IIRC that's due to maintain BIOS and Windows (+games & apps) backwards compatibility, but memory access speeds are the same.

ankurdhama 5 hours ago||
It is unified in the sense that the OS can dynamically assign memory to CPU and GPU. Apple silicon is not a alien tech that other silicon vendors cannot implement.
ozgrakkurt 3 hours ago||
Says running local llms isn’t relevant. Than says it is decent for games, which is just correct if you compare any gpu remotely similarly priced. I don’t understand what is the point he is making
Waterluvian 5 hours ago||
It’s an opportunity for them to start doing away with the whole ATX thing where owners had freedom to mix and match at their own pleasure.
burnt-resistor 2 hours ago|
They'll ship a welded-shut box that requires an activation key to power on. Users will get to pick color sleeve it uses though.
derefr 2 hours ago||
> The game changer is the unified 128 GB memory. That is the path Apple took years ago. Instead of separate memory for the CPU and GPU, everything shares a single pool. It is increasingly popular.
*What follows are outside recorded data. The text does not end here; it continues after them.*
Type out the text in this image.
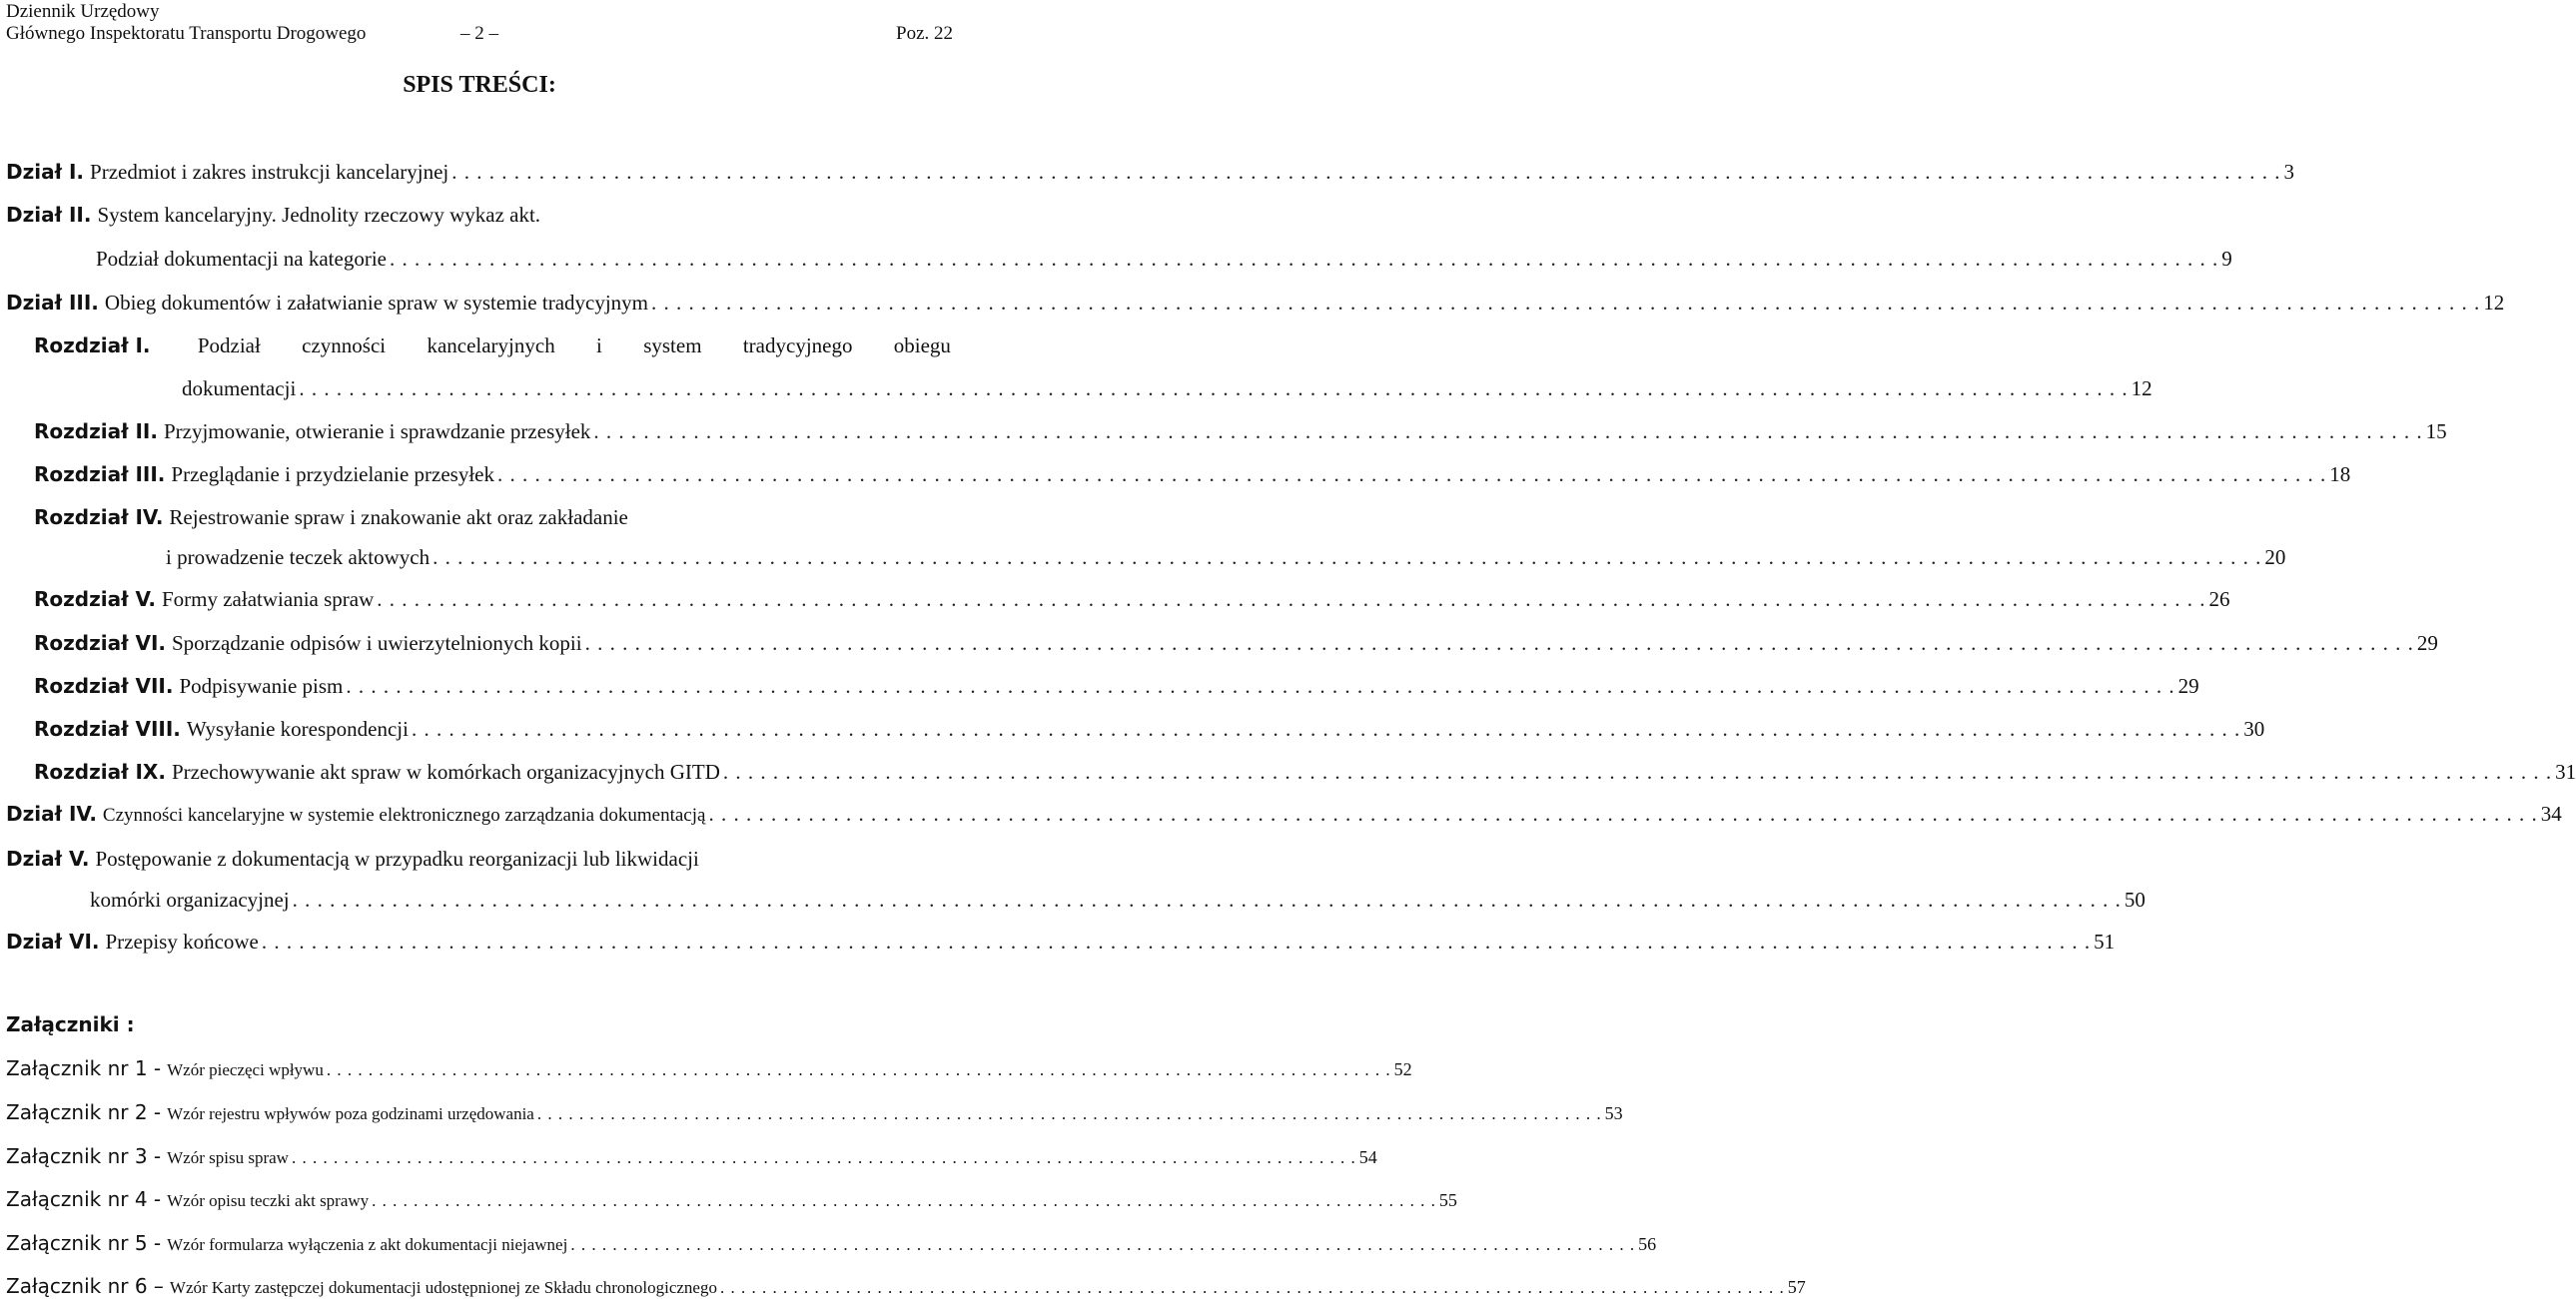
Dziennik Urzędowy
Głównego Inspektoratu Transportu Drogowego	– 2 –	Poz. 22
SPIS TREŚCI:
Dział I. Przedmiot i zakres instrukcji kancelaryjnej . . .	3
Dział II. System kancelaryjny. Jednolity rzeczowy wykaz akt.
Podział dokumentacji na kategorie . . .	9
Dział III. Obieg dokumentów i załatwianie spraw w systemie tradycyjnym . . .	12
Rozdział I. Podział czynności kancelaryjnych i system tradycyjnego obiegu
dokumentacji . . .	12
Rozdział II. Przyjmowanie, otwieranie i sprawdzanie przesyłek . . .	15
Rozdział III. Przeglądanie i przydzielanie przesyłek . . .	18
Rozdział IV. Rejestrowanie spraw i znakowanie akt oraz zakładanie
i prowadzenie teczek aktowych . . .	20
Rozdział V. Formy załatwiania spraw . . .	26
Rozdział VI. Sporządzanie odpisów i uwierzytelnionych kopii . . .	29
Rozdział VII. Podpisywanie pism . . .	29
Rozdział VIII. Wysyłanie korespondencji . . .	30
Rozdział IX. Przechowywanie akt spraw w komórkach organizacyjnych GITD . . .	31
Dział IV. Czynności kancelaryjne w systemie elektronicznego zarządzania dokumentacją . . .	34
Dział V. Postępowanie z dokumentacją w przypadku reorganizacji lub likwidacji
komórki organizacyjnej . . .	50
Dział VI. Przepisy końcowe . . .	51
Załączniki :
Załącznik nr 1 - Wzór pieczęci wpływu . . .	52
Załącznik nr 2 - Wzór rejestru wpływów poza godzinami urzędowania . . .	53
Załącznik nr 3 - Wzór spisu spraw . . .	54
Załącznik nr 4 - Wzór opisu teczki akt sprawy . . .	55
Załącznik nr 5 - Wzór formularza wyłączenia z akt dokumentacji niejawnej . . .	56
Załącznik nr 6 – Wzór Karty zastępczej dokumentacji udostępnionej ze Składu chronologicznego . . .	57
> The memory is not as fast as dedicated GPU memory, but it is cheap enough while delivering enough bandwidth to run AI models locally.

So, the reason "dedicated GPU memory" is fast, isn't because it's "dedicated"; it's because the types of memory built into GPU cards — GDDR and HBM — are designed for throughput over latency.

Which is to say, GDDR and HBM memory could be shared with the CPU in UMA while still being "fast" (for GPU use-cases.) In fact, the PS4/5 and Xbox 360 / One X / Series consoles have UMA architectures that use GDDR memory as their main memory, with no regular DDR memory to be found.

What I don't understand: why don't we see UMA architectures where there's both regular DDR and GDDR/HBM memory mapped into the address space of the CPU+GPU? That seems like the best of both worlds: you'd have some memory that's "tuned" for random-access CPU usage (regular DDR), and some memory that's "tuned" for streaming GPU usage (GDDR/HBM), but either type of memory can still be put to the use it wasn't "tuned" for, just with slightly-worse performance.

I guess you'd need to do a bit of software work:

1. a bit of work in the OS kernel / malloc library to get CPU workloads to "prefer" allocating DDR memory over the GDDR/HBM memory until they've exhausted DDR memory (or maybe not, if you just tell the kernel the GDDR/HBM memory is something like a zswap thinpool);

2. and a bit of work in supported ML frameworks, to teach them about a hybrid strategy between UMA "allocate anywhere, it's all the same" and NUMA "keep assets in VRAM if possible; if you spill assets to RAM, then they must stream into VRAM on access" (i.e. "at allocation time, allocate as if the system were NUMA, VRAM first then spilling to RAM; but at execution time, use the UMA codepaths, no need to copy RAM into VRAM.")

...but once that's done, it's done.

alberth 5 hours ago|
Is this essentially an Apple M-Series chip in concept?